El presente trabajo de revisión se centra en la secuencia de trabajo para la adquisición de radiografías intraorales y comenta las supuestas ventajas en base a la bibliografía científica disponible. Se pretende mostrar también las posibles desventajas de los sistemas radiográficos digitales que pasaron desapercibidas al principio de la era digital. De estas desventajas forman parte la incomodidad para el paciente derivada del tamaño de los sensores, la escasa resistencia de los sensores frente a esfuerzos mecánicos (caídas, roturas de cable), los problemas de higiene y la influencia de las condiciones ambientales sobre los resultados de la interpretación de las imágenes.

Tiempo de trabajo

Siempre que se habla de sistemas digitales se menciona el ahorro de tiempo como ventaja principal. Se llevó a cabo la búsqueda correspondiente con PubMed utilizando los criterios de búsqueda «time AND digital AND intraoral AND radio graph*» que proporcionó 39 estudios sobre el tema, de los cuales tres eran trabajos originales relativos al «Tiempo invertido en la adquisición de radiografías intraorales digitales». Se hallaron además tres artículos relativos al tema basados en cuestionarios.

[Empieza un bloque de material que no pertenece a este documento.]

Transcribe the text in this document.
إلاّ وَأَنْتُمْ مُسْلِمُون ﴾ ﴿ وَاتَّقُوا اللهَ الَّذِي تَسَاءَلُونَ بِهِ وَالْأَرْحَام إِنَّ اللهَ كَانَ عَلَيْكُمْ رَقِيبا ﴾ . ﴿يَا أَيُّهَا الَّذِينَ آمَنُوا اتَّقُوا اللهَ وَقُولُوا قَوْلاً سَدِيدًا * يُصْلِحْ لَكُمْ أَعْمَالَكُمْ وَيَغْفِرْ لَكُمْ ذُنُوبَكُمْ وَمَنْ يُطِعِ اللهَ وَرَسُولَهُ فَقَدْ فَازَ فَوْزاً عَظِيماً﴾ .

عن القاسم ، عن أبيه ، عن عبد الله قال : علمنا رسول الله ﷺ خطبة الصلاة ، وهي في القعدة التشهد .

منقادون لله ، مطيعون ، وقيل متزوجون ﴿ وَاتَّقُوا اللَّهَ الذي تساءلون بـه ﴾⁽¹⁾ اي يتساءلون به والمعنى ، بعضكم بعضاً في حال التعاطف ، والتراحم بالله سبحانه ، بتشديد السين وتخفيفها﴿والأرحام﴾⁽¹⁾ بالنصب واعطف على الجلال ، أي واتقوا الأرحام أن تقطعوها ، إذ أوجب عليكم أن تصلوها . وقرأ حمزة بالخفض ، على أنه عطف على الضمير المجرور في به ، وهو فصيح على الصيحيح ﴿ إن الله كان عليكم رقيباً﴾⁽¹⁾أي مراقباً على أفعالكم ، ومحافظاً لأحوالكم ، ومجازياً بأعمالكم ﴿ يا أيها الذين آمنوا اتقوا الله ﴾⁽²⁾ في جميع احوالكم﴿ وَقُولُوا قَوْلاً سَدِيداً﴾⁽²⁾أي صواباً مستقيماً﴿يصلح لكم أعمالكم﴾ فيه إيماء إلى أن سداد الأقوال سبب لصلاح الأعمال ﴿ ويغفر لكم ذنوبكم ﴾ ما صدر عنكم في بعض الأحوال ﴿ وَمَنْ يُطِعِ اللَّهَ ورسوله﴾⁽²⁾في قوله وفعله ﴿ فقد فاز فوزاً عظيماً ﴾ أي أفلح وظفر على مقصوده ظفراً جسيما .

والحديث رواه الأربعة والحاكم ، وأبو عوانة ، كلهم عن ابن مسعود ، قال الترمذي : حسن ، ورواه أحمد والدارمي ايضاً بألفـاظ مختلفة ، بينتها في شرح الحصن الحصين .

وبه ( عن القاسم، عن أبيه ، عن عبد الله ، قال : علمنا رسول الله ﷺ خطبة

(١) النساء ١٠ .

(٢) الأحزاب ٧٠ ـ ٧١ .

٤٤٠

En un estudio basado en un cuestionario, los odontólogos participantes que se habían pasado a la radiología digital refirieron haber ahorrado hasta 30min al día en la actividad clínica diaria gracias a la menor duración de los procedimientos radiográficos61. En otro estudio realizado con estudiantes de odontología, éstos indicaron que se ahorraba más tiempo con el uso de sensores intraorales para la adquisición de radiografías en tratamientos endodónticos que con el uso de sistemas con placa de fósforo fotoestimulable60. En otro estudio, los odontopediatras interrogados también se pronunciaron a favor de la tecnología con sensores frente a las placas de fósforo en lo que se refiere al tiempo invertido40.

Un estudio examinó el tiempo invertido en una serie radiográfica completa con placas de fósforo fotoestimulable. El resultado osciló entre los 27 y los 31min y no varió de forma significativa entre los distintos sistemas de placas38. Otro estudio mostró una menor inversión de tiempo al utilizar sensores inalámbricos frente a sensores con cable o películas convencionales45. Las placas de fósforo fotoestimulable se tienen que borrar con luz después de la lectura, lo que en condiciones de luz óptimas requiere sólo alrededor de 5s, como ha quedado demostrado en otra serie de pruebas.

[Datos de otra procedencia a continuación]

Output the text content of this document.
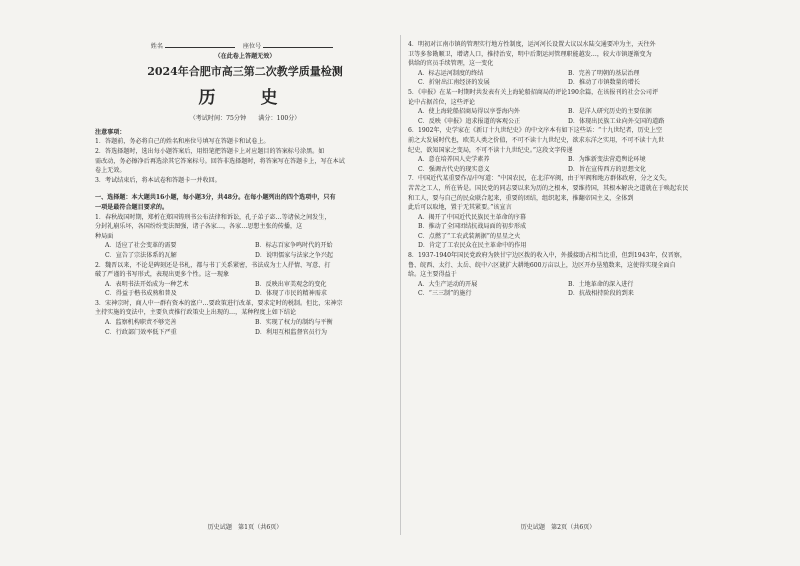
姓名	座位号
（在此卷上答题无效）
2024年合肥市高三第二次教学质量检测
历　史
（考试时间：75分钟　　满分：100分）
注意事项：
1．答题前，务必将自己的姓名和座位号填写在答题卡和试卷上。
2．答选择题时，选出每小题答案后，用铅笔把答题卡上对应题目的答案标号涂黑。如
需改动，务必擦净后再选涂其它答案标号。回答非选择题时，将答案写在答题卡上，写在本试
卷上无效。
3．考试结束后，将本试卷和答题卡一并收回。
一、选择题：本大题共16小题，每小题3分，共48分。在每小题列出的四个选项中，只有
一项是最符合题目要求的。
1．春秋战国时期，郑析在郑国铸刑书公布法律和诉讼，孔子弟子宓…等诸侯之间发生，
分封礼崩乐坏，各国纷纷变法图强，诸子各家…，各家…思想主张的传播，这
种局面
A．适应了社会变革的需要	B．标志百家争鸣时代的开始
C．宣告了宗法体系的瓦解	D．说明儒家与法家之争兴起
2．魏晋以来，不论是碑刻还是书札，都与书丁关系紧密，书法成为士人抒情、写意、打
破了严谨的书写形式，表现出更多个性。这一现象
A．表明书法开始成为一种艺术	B．反映出审美观念的变化
C．得益于楷书成熟和普及	D．体现了市民的精神需求
3．宋神宗时，商人中一群有资本的富户…要政策进行改革，要求定时的税制。但比，宋神宗
主持实施的变法中，主要负责推行政策史上出现的…，某种程度上如下结论
A．监察机构职责不够完善	B．实现了权力的制约与平衡
C．行政部门效率低下严重	D．利用互相监督官员行为
历史试题　第1页（共6页）
4．明初对江南市镇的管理实行地方性制度，运河河长设置大议以水陆交通要冲为主，天往外
卫等多参勘顺卫，增诸人口，推持治安，明中后期运河管理职能越发…，较大市镇逐渐变为
供给的官员手续管理，这一变化
A．标志运河制度的终结	B．完善了明朝的基层治理
C．折射出江南经济的发展	D．推动了市镇数量的增长
5．《申报》在某一时期时共发表有关上海轮船招商局的评论190余篇，在该报刊的社会公司评
论中占据首位，这些评论
A．使上海轮船招商局得以享誉海内外	B．是洋人研究历史的主要依据
C．反映《申报》追求报道的客观公正	D．体现出民族工业向外交国的道路
6．1902年，史学家在《新订十九世纪史》的中文序本有如下这些话：“十九世纪者，历史上空
前之大发展时代也，欧美人类之价值，不可不读十九世纪史，欲求东洋之实用，不可不读十九世
纪史，欲知国家之变局，不可不读十九世纪史。”这段文字传递
A．意在培养国人史学素养	B．为维新变法营造舆论环境
C．强调古代史的现实意义	D．旨在宣传西方的思想文化
7．中国近代某重要作品中写道：“中国农民，在北洋军阀，由于军阀和地方群体政府，分之义失，
苦苦之工人，所在皆是。国民党的同志要以来为历的之根本，要维持国，其根本解决之道就在于唤起农民
和工人，要与自己的民众联合起来，重要的团结，组织起来，推翻帝国主义，全体到
此后可以取地，置于无其紧要。”该宣言
A．揭开了中国近代民族民主革命的序幕
B．推动了全国团结抗战局面的初步形成
C．点燃了“工农武装割据”的星星之火
D．肯定了工农民众在民主革命中的作用
8．1937-1940年国民党政府为陕甘宁边区拨的收入中，外援接助占相当比重，但到1943年，仅晋察，
鲁、皖西、太行、太岳、皖中六区就扩大耕地600万亩以上，边区开办垦殖数来，这使得实现全面自
给。这主要得益于
A．大生产运动的开展	B．土地革命的深入进行
C．“三三制”的施行	D．抗战相持阶段的到来
历史试题　第2页（共6页）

Si bien se han publicado relativamente pocos estudios específicos sobre este tema, se puede afirmar a modo de conclusión que el cambio del sistema convencional de radiografía intraoral al sistema digital parece proporcionar un beneficio en términos de ahorro de tiempo. Ahora bien, en la bibliografía no se encuentran datos que expliciten el tiempo invertido en la edición posterior de las imágenes digitales para obtener una calidad diagnóstica óptima y si esta operación podría consumir en parte el tiempo inicialmente ahorrado.

Dosis

Otra ventaja citada repetidamente es una posible disminución de la dosis de radiación para el paciente. Una búsqueda realizada con PubMed con los criterios «dose AND intraoral AND radiograph*» identificó 27 artículos de los que siete eran artículos originales relacionados con la dosimetría. Otros tres artículos eran estudios basados en cuestionarios.

Los estudios realizados hace aproximadamente 10 años se basaron en supuestas disminuciones de la dosis del orden del 30-60% y en los mismos se utilizó como referencia la primera generación de sistemas digitales con la película intraoral estándar disponible en aquel momento7. Dos estudios recientes mostraron que para conseguir una «calidad de imagen aceptable» hacen falta dosis más altas en el caso de las películas que en el de los sistemas digitales2,5. En un estudio se determinó que los sensores requerían dosis de radiación más bajas que los sistemas con placas de fósforo fotoestimulable2, mientras que el otro estudio llegó a la conclusión contraria5. Sin embargo, no se observaron disminuciones de la dosis si los examinadores elegían entre los parámetros de exposición aquellos que en su opinión proporcionaban una «calidad de imagen óptima»2.

La sensibilidad de las películas intraorales ha ido aumentando durante los últimos 20 años, desde las películas D-speed, a las que les siguieron las películas E-speed y E+speed, hasta las películas F-speed actuales11, lo que propició que la diferencia de las dosis necesarias para las películas y los sistemas digitales se fuera reduciendo progresivamente. Sin embargo, para la adquisición de radiografías individuales siguen existiendo diferencias de dosis entre la técnica digital y la técnica convencional28 y la disminución de la dosis parece ser mayor en el caso de los sensores que en el de las placas de fósforo11. Sin embargo, los sensores disponen de un área activa de menor tamaño que las placas de fósforo, de modo que hacen falta más tomas para cubrir una zona comparable1,7. En el caso de la técnica de aleta de mordida, incluso con los sensores de mayor tamaño disponible se captan dos superficies dentarias menos por término medio que con una película o una placa de fósforo fotoestimulable1.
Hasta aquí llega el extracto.